Disinggungnya kualitas Rizky Ridho tersebut memang cukup masuk akal. Pasalnya, Rizky Ridho dianggap sebagai pemain liga Indonesia terbaik yang cukup konsisten menembus skuad utama Timnas Indonesia. Bahkan, dirinya saat ini menjadi satu-satunya pemain dari liga lokal yang konsisten menembus skuad utama di tengah banyaknya pemain diaspora Indonesia yang merumput di luar negeri.
Contoh Rizky Ridho, John Herdman Yakin Kualitas Liga Indonesia Bisa Naik
Lebih lanjut lagi, John Herdman juga menyinggung kualitas liga Indonesia yang dinilainya bisa berkembang pesat ke depannya. John Herdman menyebut salah satu tugasnya sebagai pelatih Timnas Indonesia adalah memantau para pemain dari liga domestik guna membangun skuad masa depan.
"Saya percaya komitmen terhadap liga domestik adalah fondasi masa depan kita. Penting bagi saya untuk menonton langsung. Karena jika pelatih tim nasional tidak menonton liga domestik, maka tidak ada harapan bagi pemain-pemain lokal. Penting bagi pemain muda, seperti di Borneo FC dan klub lain yang mendapatkan menit bermain, untuk tahu bahwa pelatih tim nasional memperhatikan mereka. Karena merekalah masa depan kita,” ujar John Herdman.

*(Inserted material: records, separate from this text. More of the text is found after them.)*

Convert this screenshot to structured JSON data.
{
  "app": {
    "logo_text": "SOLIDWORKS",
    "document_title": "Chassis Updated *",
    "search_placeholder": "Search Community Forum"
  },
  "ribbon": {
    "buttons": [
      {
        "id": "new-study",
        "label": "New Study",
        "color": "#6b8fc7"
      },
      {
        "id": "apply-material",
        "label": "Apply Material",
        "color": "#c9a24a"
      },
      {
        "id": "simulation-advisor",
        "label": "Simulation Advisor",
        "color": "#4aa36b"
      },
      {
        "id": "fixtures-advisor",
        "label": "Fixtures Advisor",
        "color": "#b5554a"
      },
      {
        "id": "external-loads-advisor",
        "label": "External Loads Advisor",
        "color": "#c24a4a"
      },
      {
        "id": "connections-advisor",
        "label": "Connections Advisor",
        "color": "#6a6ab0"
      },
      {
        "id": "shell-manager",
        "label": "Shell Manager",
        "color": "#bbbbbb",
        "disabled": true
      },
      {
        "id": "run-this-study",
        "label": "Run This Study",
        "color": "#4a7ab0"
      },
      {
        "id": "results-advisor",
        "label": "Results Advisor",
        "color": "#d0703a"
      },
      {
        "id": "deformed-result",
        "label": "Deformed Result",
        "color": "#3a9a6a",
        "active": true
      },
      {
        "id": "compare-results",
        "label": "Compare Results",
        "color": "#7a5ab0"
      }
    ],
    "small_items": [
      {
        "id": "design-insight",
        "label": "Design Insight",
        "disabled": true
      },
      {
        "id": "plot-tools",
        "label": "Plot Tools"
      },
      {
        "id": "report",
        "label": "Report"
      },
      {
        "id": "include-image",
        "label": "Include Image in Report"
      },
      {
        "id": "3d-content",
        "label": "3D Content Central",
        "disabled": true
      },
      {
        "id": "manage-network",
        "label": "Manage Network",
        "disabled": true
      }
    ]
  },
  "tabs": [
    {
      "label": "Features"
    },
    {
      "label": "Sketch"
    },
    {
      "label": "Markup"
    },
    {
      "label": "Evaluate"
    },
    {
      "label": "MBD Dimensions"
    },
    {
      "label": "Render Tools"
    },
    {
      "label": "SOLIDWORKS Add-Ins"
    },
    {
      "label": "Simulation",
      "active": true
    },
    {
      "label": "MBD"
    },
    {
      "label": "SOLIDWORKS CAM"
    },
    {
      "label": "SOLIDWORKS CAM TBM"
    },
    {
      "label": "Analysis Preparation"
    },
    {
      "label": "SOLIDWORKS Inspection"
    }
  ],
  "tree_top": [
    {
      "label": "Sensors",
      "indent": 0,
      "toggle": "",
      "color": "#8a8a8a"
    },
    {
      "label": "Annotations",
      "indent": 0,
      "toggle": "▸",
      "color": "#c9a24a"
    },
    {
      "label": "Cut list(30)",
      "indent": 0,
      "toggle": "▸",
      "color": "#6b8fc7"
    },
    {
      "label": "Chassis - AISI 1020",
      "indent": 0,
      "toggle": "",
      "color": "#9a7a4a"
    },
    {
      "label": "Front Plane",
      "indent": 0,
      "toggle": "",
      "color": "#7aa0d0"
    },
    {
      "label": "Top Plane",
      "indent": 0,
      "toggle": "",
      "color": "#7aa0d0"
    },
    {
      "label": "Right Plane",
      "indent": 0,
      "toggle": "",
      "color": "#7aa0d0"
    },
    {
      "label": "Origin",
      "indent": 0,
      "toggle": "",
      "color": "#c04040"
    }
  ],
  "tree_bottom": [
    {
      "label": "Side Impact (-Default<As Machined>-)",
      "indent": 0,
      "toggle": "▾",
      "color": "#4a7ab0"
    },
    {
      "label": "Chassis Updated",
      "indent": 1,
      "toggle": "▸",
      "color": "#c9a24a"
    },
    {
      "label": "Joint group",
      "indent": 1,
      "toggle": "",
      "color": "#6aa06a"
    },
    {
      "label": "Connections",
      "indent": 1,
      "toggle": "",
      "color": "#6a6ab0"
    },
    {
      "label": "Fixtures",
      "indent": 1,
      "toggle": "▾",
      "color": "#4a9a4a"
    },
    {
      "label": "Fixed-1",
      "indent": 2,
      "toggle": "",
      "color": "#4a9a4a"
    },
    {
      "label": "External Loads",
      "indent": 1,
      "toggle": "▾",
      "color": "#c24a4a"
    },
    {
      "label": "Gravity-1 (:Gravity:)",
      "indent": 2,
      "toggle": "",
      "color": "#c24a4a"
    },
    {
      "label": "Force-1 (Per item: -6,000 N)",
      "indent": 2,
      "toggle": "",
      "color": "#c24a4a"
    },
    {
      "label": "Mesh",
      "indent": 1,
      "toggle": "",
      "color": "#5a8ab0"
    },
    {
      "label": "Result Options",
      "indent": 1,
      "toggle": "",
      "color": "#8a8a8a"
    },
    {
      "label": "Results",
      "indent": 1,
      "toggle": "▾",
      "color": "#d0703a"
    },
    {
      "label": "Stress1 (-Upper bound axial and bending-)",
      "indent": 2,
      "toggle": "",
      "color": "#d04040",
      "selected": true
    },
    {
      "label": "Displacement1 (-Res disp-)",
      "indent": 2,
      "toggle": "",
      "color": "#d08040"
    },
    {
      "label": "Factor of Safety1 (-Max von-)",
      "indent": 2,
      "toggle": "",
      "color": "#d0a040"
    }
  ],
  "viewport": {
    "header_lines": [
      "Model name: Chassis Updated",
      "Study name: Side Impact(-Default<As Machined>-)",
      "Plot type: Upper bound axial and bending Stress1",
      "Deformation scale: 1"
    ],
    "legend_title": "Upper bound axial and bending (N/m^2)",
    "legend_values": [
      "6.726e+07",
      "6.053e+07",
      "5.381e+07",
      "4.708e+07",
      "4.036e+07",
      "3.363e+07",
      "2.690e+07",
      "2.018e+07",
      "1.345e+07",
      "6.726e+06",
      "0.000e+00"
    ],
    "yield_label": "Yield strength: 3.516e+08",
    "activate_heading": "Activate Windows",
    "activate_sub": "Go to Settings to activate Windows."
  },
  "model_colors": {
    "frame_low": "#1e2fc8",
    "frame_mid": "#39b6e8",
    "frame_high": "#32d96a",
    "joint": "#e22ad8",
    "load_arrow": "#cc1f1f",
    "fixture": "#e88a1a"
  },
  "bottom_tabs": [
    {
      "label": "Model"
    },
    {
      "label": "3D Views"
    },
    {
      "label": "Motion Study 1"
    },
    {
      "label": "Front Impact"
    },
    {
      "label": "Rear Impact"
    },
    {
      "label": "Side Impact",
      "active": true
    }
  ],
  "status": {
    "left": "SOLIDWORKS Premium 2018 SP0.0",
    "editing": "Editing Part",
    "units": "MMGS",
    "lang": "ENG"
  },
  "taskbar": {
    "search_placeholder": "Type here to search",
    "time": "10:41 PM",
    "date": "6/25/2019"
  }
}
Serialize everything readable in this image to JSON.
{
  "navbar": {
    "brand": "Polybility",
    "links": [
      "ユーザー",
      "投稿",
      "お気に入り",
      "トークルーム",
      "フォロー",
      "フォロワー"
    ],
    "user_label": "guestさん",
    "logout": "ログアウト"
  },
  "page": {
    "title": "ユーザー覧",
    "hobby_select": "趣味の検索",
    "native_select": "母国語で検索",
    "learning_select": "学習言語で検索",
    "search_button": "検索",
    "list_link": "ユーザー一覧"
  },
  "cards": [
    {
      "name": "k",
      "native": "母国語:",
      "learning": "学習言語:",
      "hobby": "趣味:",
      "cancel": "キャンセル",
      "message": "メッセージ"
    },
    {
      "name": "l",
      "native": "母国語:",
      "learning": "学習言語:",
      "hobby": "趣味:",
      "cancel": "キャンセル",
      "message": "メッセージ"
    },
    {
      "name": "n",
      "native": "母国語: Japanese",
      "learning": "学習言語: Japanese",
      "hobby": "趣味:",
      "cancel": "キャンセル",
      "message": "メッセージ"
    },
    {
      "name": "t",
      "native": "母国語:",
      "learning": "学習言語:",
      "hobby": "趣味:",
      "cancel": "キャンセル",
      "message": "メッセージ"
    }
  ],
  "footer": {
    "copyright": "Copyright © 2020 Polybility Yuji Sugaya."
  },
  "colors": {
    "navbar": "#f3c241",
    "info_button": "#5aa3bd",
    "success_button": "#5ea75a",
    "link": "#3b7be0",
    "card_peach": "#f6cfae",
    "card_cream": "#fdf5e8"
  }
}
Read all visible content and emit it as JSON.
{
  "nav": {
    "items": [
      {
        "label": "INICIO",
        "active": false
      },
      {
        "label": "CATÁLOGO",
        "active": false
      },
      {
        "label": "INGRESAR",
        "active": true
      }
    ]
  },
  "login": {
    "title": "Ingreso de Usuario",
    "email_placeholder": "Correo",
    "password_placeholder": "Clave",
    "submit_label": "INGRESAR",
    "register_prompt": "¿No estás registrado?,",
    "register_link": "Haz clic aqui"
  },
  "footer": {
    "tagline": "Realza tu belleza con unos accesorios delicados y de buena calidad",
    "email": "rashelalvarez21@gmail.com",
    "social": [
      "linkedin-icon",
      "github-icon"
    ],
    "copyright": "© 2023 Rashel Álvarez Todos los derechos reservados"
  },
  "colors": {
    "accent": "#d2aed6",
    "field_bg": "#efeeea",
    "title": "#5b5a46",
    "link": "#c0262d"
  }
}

John Herdman dan PSSI sebelumnya memang telah sepakat mengenai visi dan misi selama dirinya menjabat sebagai pelatih Timnas Indonesia. Salah satunya adalah pengembangan bakat di liga lokal guna kepentingan tim nasional. Oleh karena itu, dirinya juga setuju saat diminta oleh PSSI untuk menetap di Indonesia.
Situasi ini tentunya cukup berbeda dibandingkan masa kepelatihan sebelumnya. Contohnya adalah Shin Tae-yong dan Patrick Kluivert yang tidak selalu diwajibkan tinggal di Indonesia dalam durasi yang sama untuk memantau pemain liga lokal secara intensif. Hal inilah yang dianggap sebagai langkah konkret baru yang diterapkan oleh PSSI dalam membangun kekuatan sepak bola nasional.
Sosok Rizky Ridho yang dianggap sebagai salah satu produk tersukses dari pengembangan kompetisi di liga Indonesia membuktikan bahwa kualitas liga lokal memang tidak seburuk yang dikira. Tentunya diharapkan hal ini bisa memberikan dampak positif ke depannya, khususnya bagi prestasi Timnas Indonesia.